Motorcyclists from all across Alberta converged on Stettler on Saturday, Aug. 23 to help support a friend during a tough time.

Tammy Laybourne travelled from Botha on her 2009 Harley Davidson to take part in the Motorcycles and Music barbecue and fundraiser on Saturday

Motorcyclists from all across Alberta converged on Stettler on Saturday, Aug. 23 to help support a friend during a tough time.

The event – Motorcycles and Music – consisted of a barbecue and show’n’shine during the day and an evening dinner and music.

Rod McDonald organized the event to help out a friend who was recovering from an illness.

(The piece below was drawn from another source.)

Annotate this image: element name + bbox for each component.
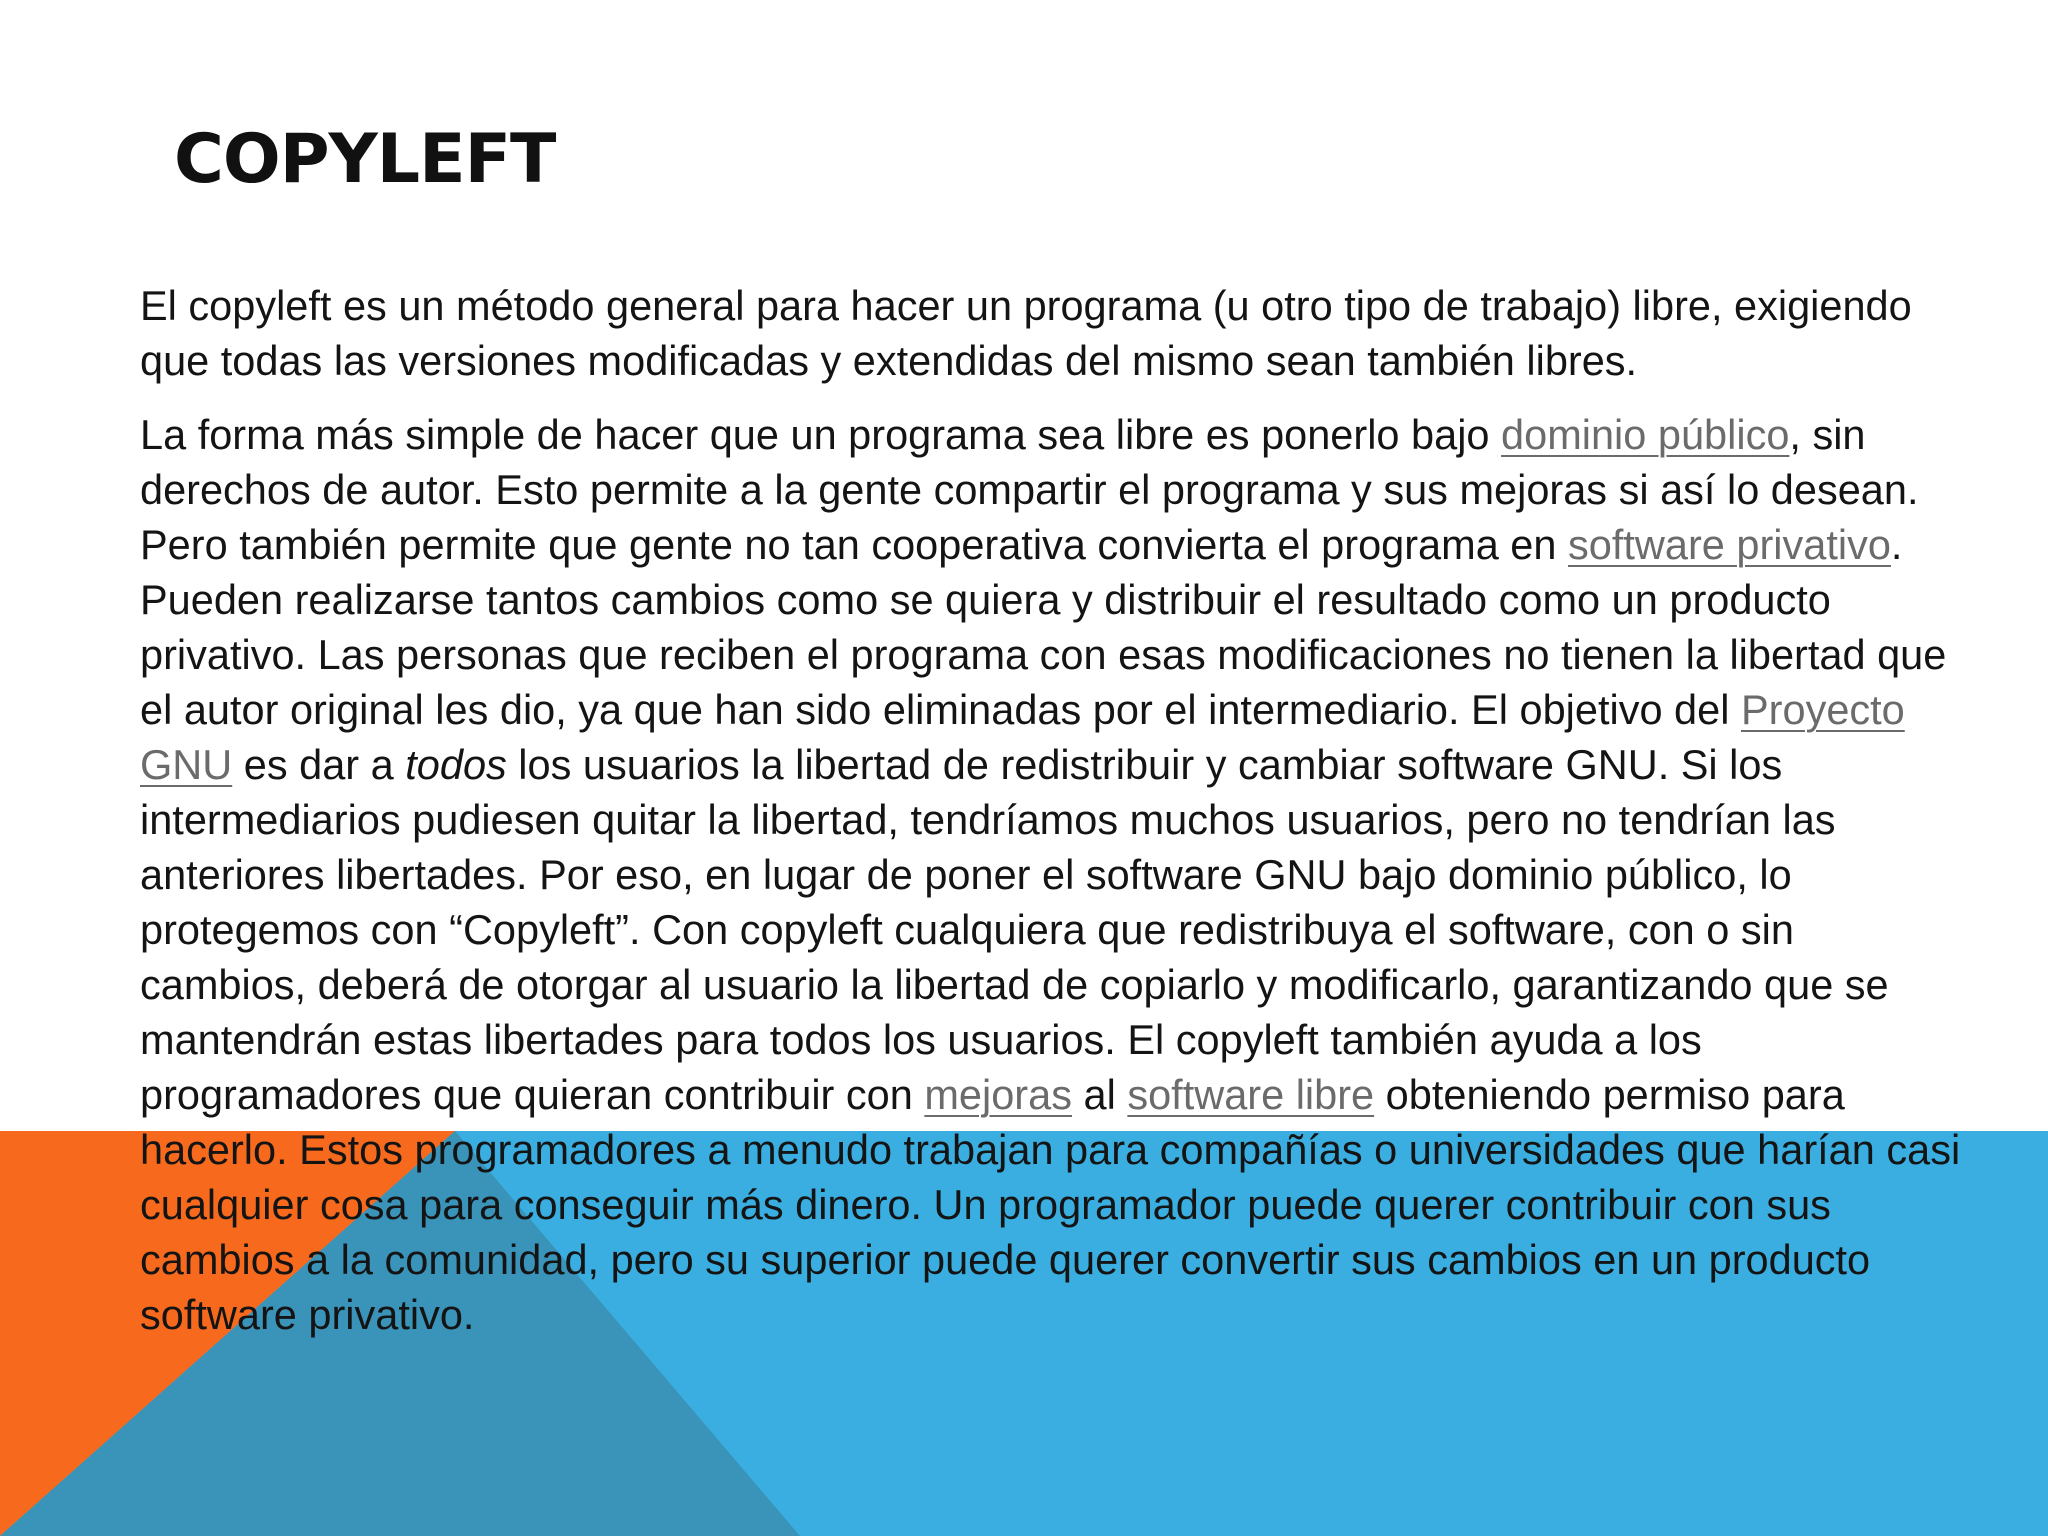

The individual at the heart of the fundraiser “has done a pile of charity of work all of (their) life,” he said. “I found a need to help out.”

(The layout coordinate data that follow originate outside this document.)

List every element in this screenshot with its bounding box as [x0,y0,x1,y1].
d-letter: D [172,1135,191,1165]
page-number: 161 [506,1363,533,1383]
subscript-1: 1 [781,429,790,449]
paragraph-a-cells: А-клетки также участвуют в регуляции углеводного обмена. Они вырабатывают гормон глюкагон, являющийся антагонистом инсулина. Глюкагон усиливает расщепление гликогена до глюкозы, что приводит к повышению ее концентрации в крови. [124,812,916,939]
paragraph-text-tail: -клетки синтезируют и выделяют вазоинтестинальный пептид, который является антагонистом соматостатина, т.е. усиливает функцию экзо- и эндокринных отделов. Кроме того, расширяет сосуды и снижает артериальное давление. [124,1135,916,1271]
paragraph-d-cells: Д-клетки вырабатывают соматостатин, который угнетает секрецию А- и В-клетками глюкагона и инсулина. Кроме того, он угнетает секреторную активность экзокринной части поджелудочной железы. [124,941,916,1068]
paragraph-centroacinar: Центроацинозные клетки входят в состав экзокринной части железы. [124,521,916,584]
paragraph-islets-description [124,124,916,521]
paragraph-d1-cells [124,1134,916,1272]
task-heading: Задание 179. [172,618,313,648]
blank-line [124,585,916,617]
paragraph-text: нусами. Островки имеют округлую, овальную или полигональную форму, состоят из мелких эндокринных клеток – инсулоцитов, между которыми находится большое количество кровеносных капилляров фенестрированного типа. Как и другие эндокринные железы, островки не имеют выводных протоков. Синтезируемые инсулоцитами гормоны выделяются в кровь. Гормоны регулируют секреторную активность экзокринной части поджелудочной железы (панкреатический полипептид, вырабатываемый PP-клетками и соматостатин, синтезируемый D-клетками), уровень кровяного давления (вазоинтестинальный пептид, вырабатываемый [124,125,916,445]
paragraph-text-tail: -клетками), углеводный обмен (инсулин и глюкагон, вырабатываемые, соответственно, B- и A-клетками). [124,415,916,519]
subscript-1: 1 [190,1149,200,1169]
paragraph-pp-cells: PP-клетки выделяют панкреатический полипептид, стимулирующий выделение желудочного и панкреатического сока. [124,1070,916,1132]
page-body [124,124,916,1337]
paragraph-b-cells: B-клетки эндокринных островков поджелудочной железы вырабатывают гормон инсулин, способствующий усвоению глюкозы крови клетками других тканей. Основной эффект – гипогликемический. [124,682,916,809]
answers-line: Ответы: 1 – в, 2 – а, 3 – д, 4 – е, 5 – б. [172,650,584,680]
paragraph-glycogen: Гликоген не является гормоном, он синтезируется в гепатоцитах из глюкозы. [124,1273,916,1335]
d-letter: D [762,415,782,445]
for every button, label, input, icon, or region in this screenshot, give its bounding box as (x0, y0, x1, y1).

The person at the heart of the fundraiser was surprised by the gesture, but wished to remain anonymous.

According to Rod, the event brought in nearly $3,000 and several bikers.

“For the most part, the entire town was extremely helpful and extremely generous,” McDonald said of the various groups and businesses who donated prizes, space, and food for the event.

Making the event a motorcycle show’n’shine was a no-brainer, since both he and the other volunteers were motorcycle people.

It’s a culture amongst them to do whatever they can to help their own when they fall on tough times, McDonald said, and motorcyclists love to ride and will come from all over.

“The motorcycle show was just to get people together,” he said. “Motorcyclists as a norm usually bond and will come out for any event. They love to ride and will go long distances.”

Tammy Laybourne travelled into Stettler from south of Botha, where she now lives – though for years she lived in the Coronation area.

She’s had her black-and-white 2009 Harley Davidson soft-tailed deluxe for about a year.

“A girl had bought it and was scared of it, so it sat in her garage for four years,” Laybourne said. “I love it. The freedom (is the best thing about riding). The wind in your face, the feeling of speed.”

Since acquiring the bike, she’s added aftermarket chrome and her “little crystal bling.”

She started her motorcyclist life three years ago with a Kawasaki Vulcan 900.

“I rode as a teenager and then I married a cowboy,” she said. “I rode horses for 25 years, and then my husband passed away. I finished raising our kids, and three years ago I was sitting on my deck having a cold beer and thought, ‘it’d be a great night for a ride.’”

She asked herself “what’s stopping me?” and Laybourne decided nothing – so went and got her bike.

One of the best things about the event was making new friends since she’s pretty new to Botha. However, bringing motorcyclists together has ensured that there are many people with the same sort of interests all in one place.

Most importantly, Laybourne said, was coming out to help a friend.

McDonald said the event was a success and there’s talk about doing it again next year, picking another deserving person to help out – as long as he gets more help with the organizing end.